Das Vertragsmodell, mit dem Thomas Wiese das Aluwerk zum Autofinanzierer gemacht hat, ist ungewöhnlich - und wirft den Verdacht auf, dass das Aluwerk finanzielle Engpässe in Wieses Firma W.B. ausgleichen sollte. Die „W.B. Metallverarbeitung“ ist eine Tochtergesellschaft von Wieses Holding-Gesellschaft „Familie Wiese GmbH“. Bis 2018 war sie zum einen eine Art Leiharbeitsfirma, die ein Drittel der Personalressourcen im Aluwerk stellte. 110 Arbeiter wechselten zum Jahreswechsel 2018/19 von W.B. in die Stammbelegschaft des Aluwerks. Thomas Wiese nutzte die W.B. allerdings auch für einen Autohandel in einem gehobenen Preissegment. Edle Fahrzeuge, zum Teil von exklusiven Kleinstherstellern wie Mosler oder Gumpert, finden sich noch heute im Angebot der Gesellschaft. Zu sehen waren Fahrzeuge aus ihrem Angebot mitunter bei Veranstaltungen am Reitsportzentrum Massener Heide, dessen Geschäftsführer ebenfalls Irene und Thomas Wiese sind.

Thomas Wiese bekommt Post vom Staatsanwalt

Thomas Wiese (r.) bei der Übergabe der großen Pferdeskulptur am Reitsportzentrum Massener Heide. Der frühere Aluwerk-Chef galt als großer Förderer des Sportes, baute die Reitanlage zu einer eigenen Firmengruppe mit Zubehörhandel, Hengststation und Gastrobetrieben aus. © Udo Hennes

Sportwagen verkauft, um sie dann zu leasen

Nach den ersten Erkenntnissen der Staatsanwaltschaft scheint W.B. aber zwischenzeitlich schlecht bei Kasse gewesen zu sein. Bekannt ist bei der Staatsanwaltschaft etwa, dass eine Krankenkasse offene Forderungen für Versicherungsbeiträge für W.B.-Beschäftigte im Zwangsverfahren durchsetzen wollte. Und auch die Sportwagen, um die es nun geht, sind in ein Vertragsmodell aufgegangen, das der Volksmund vielleicht als Verpfändung bezeichnen würde: Nach Darstellung der Staatsanwaltschaft hatte Irene Wiese Fahrzeuge aus dem Besitz der W.B. an eine Leasinggesellschaft verkauft, um zugleich Leasingverträge über diese Wagen abzuschließen. Folgen dieses Geschäfts: Die Wagen bleiben dort stehen, wo sie sind, bringen einmalig Geld in die Kasse, müssen danach aber mit regelmäßigen Raten finanziert werden. Diese Raten allerdings zahlte nicht ausschließlich W.B., sondern das Aluwerk. In seiner Rolle als Vorsitzender der Aktiengesellschaft am Uelzener Weg soll Thomas Wiese laut Staatsanwaltschaft entschieden haben, dass das Werk in den Leasingvertrag der Wiese-Tochter W.B. einsteigt. Erst kurz vor seiner Abberufung als Vorstandsvorsitzender soll Wiese die Verträge für drei Wagen um 36 Monate verlängert haben. Bezahlt wurden die Raten von der Aktiengesellschaft, genutzt wurden die Autos beim damaligen Zeitarbeitspartner.

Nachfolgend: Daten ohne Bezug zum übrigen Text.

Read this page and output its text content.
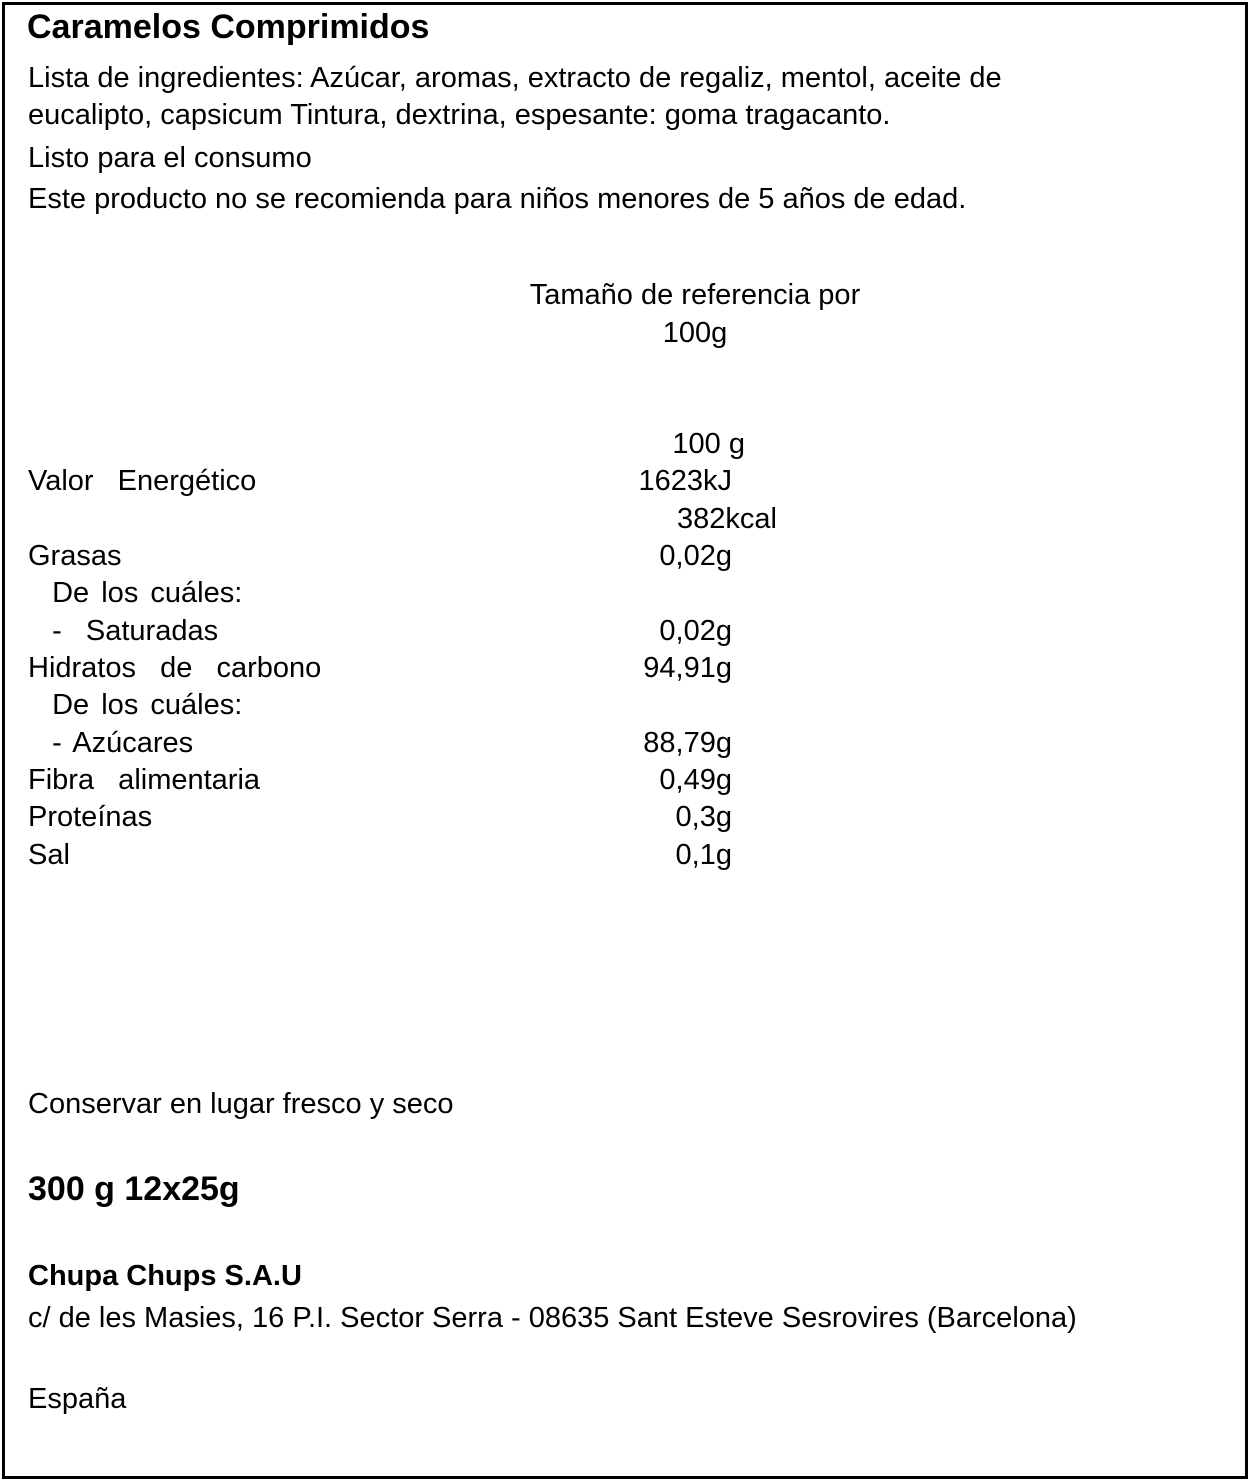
Caramelos Comprimidos
Lista de ingredientes: Azúcar, aromas, extracto de regaliz, mentol, aceite de
eucalipto, capsicum Tintura, dextrina, espesante: goma tragacanto.
Listo para el consumo
Este producto no se recomienda para niños menores de 5 años de edad.
Tamaño de referencia por
100g
100 g
Valor  Energético	1623kJ
382kcal
Grasas	0,02g
De los cuáles:
-  Saturadas	0,02g
Hidratos  de  carbono	94,91g
De los cuáles:
- Azúcares	88,79g
Fibra  alimentaria	0,49g
Proteínas	0,3g
Sal	0,1g
Conservar en lugar fresco y seco
300 g 12x25g
Chupa Chups S.A.U
c/ de les Masies, 16 P.I. Sector Serra - 08635 Sant Esteve Sesrovires (Barcelona)
España
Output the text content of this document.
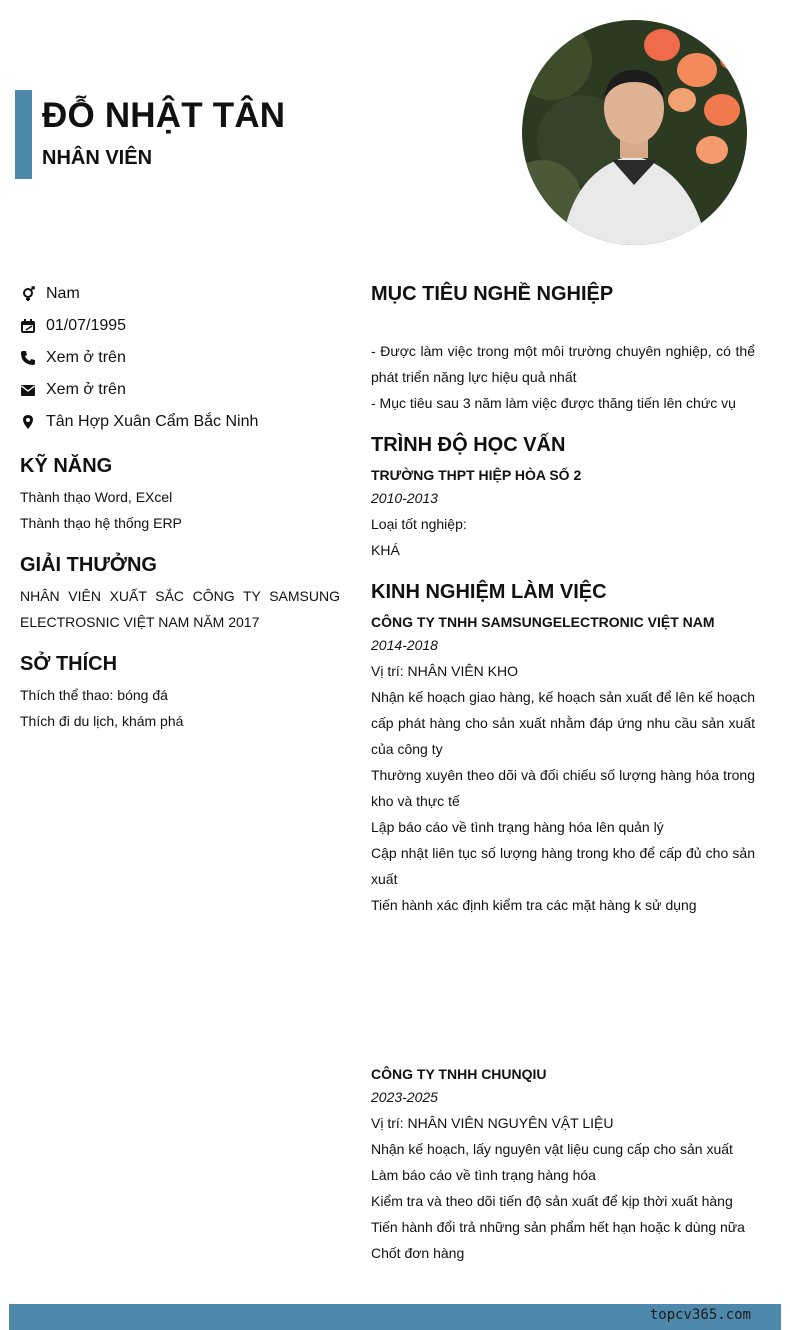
ĐỖ NHẬT TÂN
NHÂN VIÊN
Nam
01/07/1995
Xem ở trên
Xem ở trên
Tân Hợp Xuân Cẩm Bắc Ninh
KỸ NĂNG
Thành thạo Word, EXcel
Thành thạo hệ thống ERP
GIẢI THƯỞNG
NHÂN VIÊN XUẤT SẮC CÔNG TY SAMSUNG
ELECTROSNIC VIỆT NAM NĂM 2017
SỞ THÍCH
Thích thể thao: bóng đá
Thích đi du lịch, khám phá
MỤC TIÊU NGHỀ NGHIỆP
- Được làm việc trong một môi trường chuyên nghiệp, có thể phát triển năng lực hiệu quả nhất
- Mục tiêu sau 3 năm làm việc được thăng tiến lên chức vụ
TRÌNH ĐỘ HỌC VẤN
TRƯỜNG THPT HIỆP HÒA SỐ 2
2010-2013
Loại tốt nghiệp:
KHÁ
KINH NGHIỆM LÀM VIỆC
CÔNG TY TNHH SAMSUNGELECTRONIC VIỆT NAM
2014-2018
Vị trí: NHÂN VIÊN KHO
Nhận kế hoạch giao hàng, kế hoạch sản xuất để lên kế hoạch cấp phát hàng cho sản xuất nhằm đáp ứng nhu cầu sản xuất của công ty
Thường xuyên theo dõi và đối chiếu số lượng hàng hóa trong kho và thực tế
Lập báo cáo về tình trạng hàng hóa lên quản lý
Cập nhật liên tục số lượng hàng trong kho để cấp đủ cho sản xuất
Tiến hành xác định kiểm tra các mặt hàng k sử dụng
CÔNG TY TNHH CHUNQIU
2023-2025
Vị trí: NHÂN VIÊN NGUYÊN VẬT LIỆU
Nhận kế hoạch, lấy nguyên vật liệu cung cấp cho sản xuất
Làm báo cáo về tình trạng hàng hóa
Kiểm tra và theo dõi tiến độ sản xuất để kịp thời xuất hàng
Tiến hành đổi trả những sản phẩm hết hạn hoặc k dùng nữa
Chốt đơn hàng
topcv365.com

Die Idee sei wohl gewesen, dass W.B. die Raten erstattet. Geschehen ist dies offenbar nicht vollständig. Dem Verdacht der Ermittler nach könnte im Aluwerk ein Schaden von mehr als einer halben Million Euro entstanden sein. Zum Verhängnis wurde Wiese dabei, dass er nach dem Verkauf seiner Aktien nicht mehr Mehrheitseigentümer, sondern „nur noch“ Vorstandsvorsitzender des Aluwerkes war und den neuen Eigentümern aus China damit Rechenschaft schuldig. Im November 2018 entzog der Aufsichtsrat Wiese das Vertrauen.